(c) Summary

By way of summary, a few general comments, based upon the situation in Massachusetts and Connecticut jointly considered, are now in order. Looking back upon the activities of the Standing Order after the lapse of something more than a century, we see that they were zealously contending for an ideal which had won their whole allegiance—a body politic safeguarded and made secure by a state church. To prevent deterioration of the state and its people the bulwark of a religion established by law seemed imperative.[148] The interests involved were far too serious to put them at the mercy of a voluntary support of the institutions of religion.[149] Moreover, an established church seemed to this group of men no necessary enemy of non-conformity. The degree of toleration possible under an establishment of religion was deemed sufficient actually to favor the growth of sects, and at the same time to make the sway of orthodoxy secure.[150]

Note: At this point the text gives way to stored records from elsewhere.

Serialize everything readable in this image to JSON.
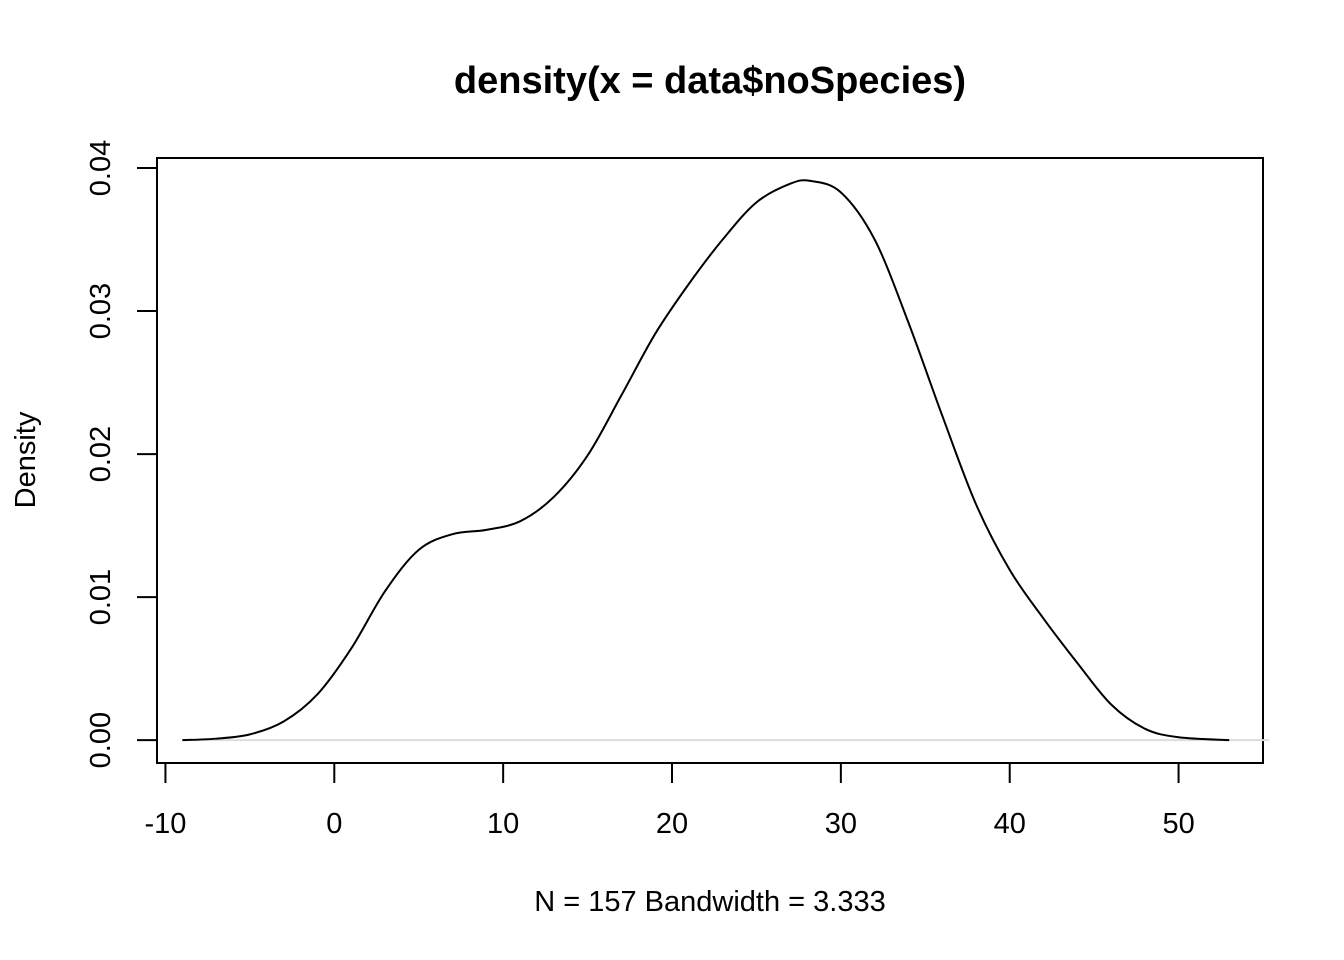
{
  "chart_data": {
    "type": "line",
    "title": "density(x = data$noSpecies)",
    "xlabel": "N = 157   Bandwidth = 3.333",
    "ylabel": "Density",
    "xlim": [
      -10.5,
      55
    ],
    "ylim": [
      -0.0016,
      0.0407
    ],
    "x_ticks": [
      -10,
      0,
      10,
      20,
      30,
      40,
      50
    ],
    "x_tick_labels": [
      "-10",
      "0",
      "10",
      "20",
      "30",
      "40",
      "50"
    ],
    "y_ticks": [
      0.0,
      0.01,
      0.02,
      0.03,
      0.04
    ],
    "y_tick_labels": [
      "0.00",
      "0.01",
      "0.02",
      "0.03",
      "0.04"
    ],
    "grid": false,
    "zero_line": true,
    "series": [
      {
        "color": "#000000",
        "x": [
          -9,
          -7,
          -5,
          -3,
          -1,
          1,
          3,
          5,
          7,
          9,
          11,
          13,
          15,
          17,
          19,
          21,
          23,
          25,
          27,
          28.2,
          30,
          32,
          34,
          36,
          38,
          40,
          42,
          44,
          46,
          48,
          50,
          53
        ],
        "y": [
          0.0,
          0.0001,
          0.0004,
          0.0013,
          0.0032,
          0.0064,
          0.0104,
          0.0133,
          0.0144,
          0.0147,
          0.0153,
          0.017,
          0.0199,
          0.0241,
          0.0284,
          0.0319,
          0.035,
          0.0376,
          0.0389,
          0.0391,
          0.0383,
          0.035,
          0.0292,
          0.0227,
          0.0165,
          0.0119,
          0.0085,
          0.0054,
          0.0025,
          0.0008,
          0.0002,
          0.0
        ]
      }
    ]
  }
}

How, then, were men of such opinions to interpret the ever-growing agitation for a larger measure of toleration, accompanied as it was by an ever-growing resentment toward the political influence and activities of the Standing Order, as anything other than a covert attack upon religion itself? These bitter complainings over the religious measures adopted by government, these flauntings of authority through stubborn refusal or passive resistance to the payment of ecclesiastical rates, these unrelenting efforts to dispossess the clergy of the Establishment of their traditional honors and emoluments—what were they all but so many proofs of the impiety of the age and an abominable conspiracy to drive pure religion from the land? As the representatives of the Standing Order saw the situation, the church was obviously in grave danger and to steady the tottering ark of the Lord was the most imperative duty of the hour.

On the other hand, in the light of the growing liberality of the times, it was impossible for the forces of dissent to be patient with such men. They were men of the past, callously unresponsive to the spirit of the new age. They were an embittered minority, exerting themselves to keep a struggling and confident majority a little longer under their thumb. They were mischievous meddlers in the affairs of others, using religion as a cloak to hide their social and political self-seeking. As for the cry, “The church is in danger!”, that was to be regarded as the most signal proof of the hypocrisy of those who raised it.[151]

3. ALARMS DUE TO THE SPREAD OF RELIGIOUS RADICALISM AND SCEPTICISM

During the eighteenth century the progress of religious thought in New England in the direction of liberal positions was marked. Near the beginning of the century, in his Ratio Disciplinae, Cotton Mather was able to speak confidently of the solid and compact character of religious opinion in his generation, and felt free to dispose of the subject with a few general statements regarding the universal adherence of the churches of New England to the orthodox standards of the mother country. He made the added comment: “I can not learn, That among all the Pastors of Two Hundred Churches, there is one Arminian: much less Arian, or a Gentilist.”[152] At the end of the century, it is very certain that no such all-inclusive generalization, by the widest stretch of the imagination, would have been possible. Indeed, when a noted Philadelphia minister of the day, the Reverend Ashbel Green, visited New England in 1791, he found an aptitude for polemical discussion on the part of the clergy which impressed him as most extraordinary. Through his contact with the Boston Ministerial Association he encountered “Calvinists, Universalists, Arminians, Arians,” and at least one “Socinian,” all participating in pleasant social intercourse, despite their radical differences of religious opinion. To the mind of the visiting Philadelphia clergyman the situation was explicable only on the basis of an extreme laxness in the matter of religious sentiments and doctrines, a judgment which obviously requires some modification in view of the predilection for doctrinal controversy which he himself remarked.[153]

From the days of the Great Awakening, the lines of doctrinal cleavage had grown increasingly distinct in the religious thought of New England. Apart from those effects of the revival which already have been noted,[154] it may be said that the one really permanent result of that notable wave of religious enthusiasm was the polemical controversy which it precipitated.[155] The question concerning the “means of grace,” around which the controversy in its initial stage raged,[156] became larger and more complicated by virtue of the massive system of theology which Jonathan Edwards developed upon the fundamental notion of the utter worthlessness of man, due to his depravity and consequent helplessness.

Into the metaphysical subtleties of the Edwardean system we are not called to go; it is sufficient to observe that the reaction against such a conception of human nature was bound to be marked in the midst of an age generally responsive to enthusiasms born of fresh conceptions of the essential dignity and worth of man. The virtue of humility was destined to divest itself of much of that abject quality with which the whole Calvinistic theology had clothed it, and to accommodate itself to candid and unblushing convictions of human endowments, abilities, excellencies, and prospects, because of which it would be impossible to retain the traditional contempt for human nature.[157]